Musical Mentors Make Memories
by Tim Hill
“Musick has Charms to sooth a savage Breast.” So goes one of the most oft misquoted sayings around. Originally penned by William Congreve as the first line in his play The Mourning Bride (1697), the phrase, or a variation of it, is frequently used to describe the calming effect that music can have on a listener – Death Metal not withstanding. But what about the benefits that music can bring to those who play or sing it? If you’ve never tried singing in a chorus or learning an instrument, take it from me, there is the potential for life enhancing enjoyment to be had.
Notice I said potential. Like anything else, the pleasure we can get from learning to play an instrument or to sing depends a lot on how we go about it, and on the people from whom we learn. A good teacher can inspire us to dive right in and keep going, a bad one….not so much.
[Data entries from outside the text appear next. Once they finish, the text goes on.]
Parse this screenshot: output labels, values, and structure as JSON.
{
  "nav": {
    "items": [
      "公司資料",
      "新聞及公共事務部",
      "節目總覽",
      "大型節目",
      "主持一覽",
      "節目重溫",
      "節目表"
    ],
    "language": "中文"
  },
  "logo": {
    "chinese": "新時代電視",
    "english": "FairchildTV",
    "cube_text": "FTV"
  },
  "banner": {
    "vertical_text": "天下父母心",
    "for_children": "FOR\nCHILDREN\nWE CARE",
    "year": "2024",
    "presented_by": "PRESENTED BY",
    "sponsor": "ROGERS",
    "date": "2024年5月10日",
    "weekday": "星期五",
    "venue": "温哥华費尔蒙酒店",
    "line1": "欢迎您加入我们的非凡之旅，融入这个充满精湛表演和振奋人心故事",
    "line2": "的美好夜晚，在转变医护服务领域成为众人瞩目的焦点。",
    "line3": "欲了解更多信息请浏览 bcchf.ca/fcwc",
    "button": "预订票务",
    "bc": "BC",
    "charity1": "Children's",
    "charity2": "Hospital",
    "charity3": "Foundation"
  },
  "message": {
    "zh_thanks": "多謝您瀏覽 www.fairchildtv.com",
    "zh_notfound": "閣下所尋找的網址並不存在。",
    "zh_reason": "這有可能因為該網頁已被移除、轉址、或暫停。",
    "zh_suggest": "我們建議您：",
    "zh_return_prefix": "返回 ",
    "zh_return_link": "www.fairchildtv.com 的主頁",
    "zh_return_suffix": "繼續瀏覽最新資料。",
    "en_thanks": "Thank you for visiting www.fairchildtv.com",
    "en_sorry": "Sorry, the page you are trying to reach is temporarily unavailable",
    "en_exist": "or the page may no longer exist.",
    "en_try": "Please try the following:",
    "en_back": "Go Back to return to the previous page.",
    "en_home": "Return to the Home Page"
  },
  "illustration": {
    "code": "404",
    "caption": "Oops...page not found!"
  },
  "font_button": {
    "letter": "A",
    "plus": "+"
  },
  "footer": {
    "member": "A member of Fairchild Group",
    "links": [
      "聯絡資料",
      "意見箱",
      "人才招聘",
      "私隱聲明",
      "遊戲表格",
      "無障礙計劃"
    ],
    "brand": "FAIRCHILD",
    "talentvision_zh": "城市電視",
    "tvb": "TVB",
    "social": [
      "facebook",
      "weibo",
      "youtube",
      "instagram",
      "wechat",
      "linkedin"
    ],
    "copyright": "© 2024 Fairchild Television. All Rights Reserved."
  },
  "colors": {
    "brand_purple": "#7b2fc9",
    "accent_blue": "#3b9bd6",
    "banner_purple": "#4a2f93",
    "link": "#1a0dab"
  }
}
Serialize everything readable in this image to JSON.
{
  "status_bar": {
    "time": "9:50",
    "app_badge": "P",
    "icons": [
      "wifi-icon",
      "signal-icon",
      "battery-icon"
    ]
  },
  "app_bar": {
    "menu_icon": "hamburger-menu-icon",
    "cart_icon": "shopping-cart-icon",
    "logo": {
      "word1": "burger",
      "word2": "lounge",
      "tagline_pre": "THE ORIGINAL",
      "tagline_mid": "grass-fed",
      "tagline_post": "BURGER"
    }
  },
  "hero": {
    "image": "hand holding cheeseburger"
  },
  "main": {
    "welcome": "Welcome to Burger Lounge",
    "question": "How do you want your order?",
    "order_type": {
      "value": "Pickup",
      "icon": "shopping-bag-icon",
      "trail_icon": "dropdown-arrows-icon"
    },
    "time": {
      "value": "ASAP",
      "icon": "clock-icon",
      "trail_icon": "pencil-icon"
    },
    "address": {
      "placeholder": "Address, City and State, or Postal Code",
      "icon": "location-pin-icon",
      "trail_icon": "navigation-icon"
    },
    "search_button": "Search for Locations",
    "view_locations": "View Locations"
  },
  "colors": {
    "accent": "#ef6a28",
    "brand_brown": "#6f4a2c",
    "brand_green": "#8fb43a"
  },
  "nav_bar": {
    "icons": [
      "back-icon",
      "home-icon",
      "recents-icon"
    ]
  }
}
The person most instrumental (pun intended) in starting me on the path to a lifetime of making music was my high school band teacher, Mr. Boggan.
Dean Boggan was a character. Nearly deaf from thirty or more years of conducting and teaching in front of loud ensembles, he was famous at our smallish country school for turning off his hearing aids just before raising his baton to lead a song. One time the brass section got the idea to test his auditory acuity by only pretending to play a certain passage in a run-through of a march. “Horns, you were a little too pianoforte (quiet) after bar 32,” came our leader’s critique. To this day I’m not sure who was pranking whom.
As helpful as he was an instructor of music, Mr. Boggan was even more influential as a mentor of young people. Having taken over a band that was bleeding members due to a less-than-inspiring predecessor, he was determined to rebuild the ensemble by instilling a pride of ownership in the students. He encouraged leaders to step forward and help him in this effort, by inviting us to go with him on the 100-mile road trips to shop for sheet music – ventures that always included a hearty lunch, always on his dime.
As part of his empowerment scheme, Mr. Boggan gave us free reign to choose much of the material the band would learn. A classical music lover himself, I can only imagine how painful it must have been for him to lead us through pieces by the Rolling Stones, Paul McCartney and the Doobie Brothers, but he never complained. The contemporary choice of repertoire and the obvious fun we had in playing it soon brought back kids who had left the band. We grew by 50% in a few short months!
When a few of my buddies and I decided to start a rock group, he let us use the school’s equipment to practice and even to play a couple of outside gigs. Kids today might have a hard time believing that there was ever a time or place where, if we wanted to rehearse on a Sunday afternoon, all we had to do was knock on the band teacher’s door and he’d drive out to the school and let us in!
The only time I ever remember Mr. Boggan refusing such a request was when he got wind that an older former student wanted to merge our band with his. We were naive and didn’t know this guy’s history of trouble with the police or his known heavy drug use, but Mr. Boggan did. He informed us that if he ever heard that we were hanging around with this dude the party was over – no more easy access to the school’s equipment. Needless to say, thanks to our instructor’s tough love, we declined the older kid’s offer.
It’s been many years since he passed away, and I have met other wonderful musical mentors over the years – church choir directors, pit orchestra and choral directors in musical theatre, band leaders who also play, but there’s never been a more influential mentor to me than Mr. Boggan. In the spirit of his commitment to inspiring others through music I offer three documentaries that speak to similar efforts.
The first is Thunder Soul, about a reunion concert held to honor Conrad “Prof” Johnson and his work at Kashmere High School in Huston, TX. Through discipline, dedication and a demand for excellence he built a perennially award winning funk and soul oriented stage band that would rival many professional ensembles. The intense loyalty that spans the decades to bring alumni back to honor their mentor is very moving and reminds me of my experiences growing up.
The second is a series of videos collectively called The Choir, starring Gareth Malone, the London Symphony Orchestra Choir Master. In them we see Malone going into schools or communities where there is no choir, or where singing in the meager existing choir is the last thing on most peoples’ minds. These are downtrodden places, struggling with economic hardships or bad morale. His primary tactic is to start with the toughest “nuts to crack,” people who may be the most resistant to the idea of joining in, but who, if they can be won over, have the most potential to influence others. If you can get past the reality TV vibe, watching this series can be very uplifting and inspiring.
The last example of musical mentorship in action is a documentary film called Landfill Harmonic. It is the story of an impoverished community in Paraguay that is literally built upon a landfill. When someone happens to find a piece of garbage that can be crafted into the body of a violin, an idea is hatched to outfit an entire orchestra with instruments likewise fashioned from refuse. Though I have to admit that I have yet to see this one (it is soon to be released as of this writing) Mrs. Bee and I were happy to have joined the crowd-funded effort to complete the movie.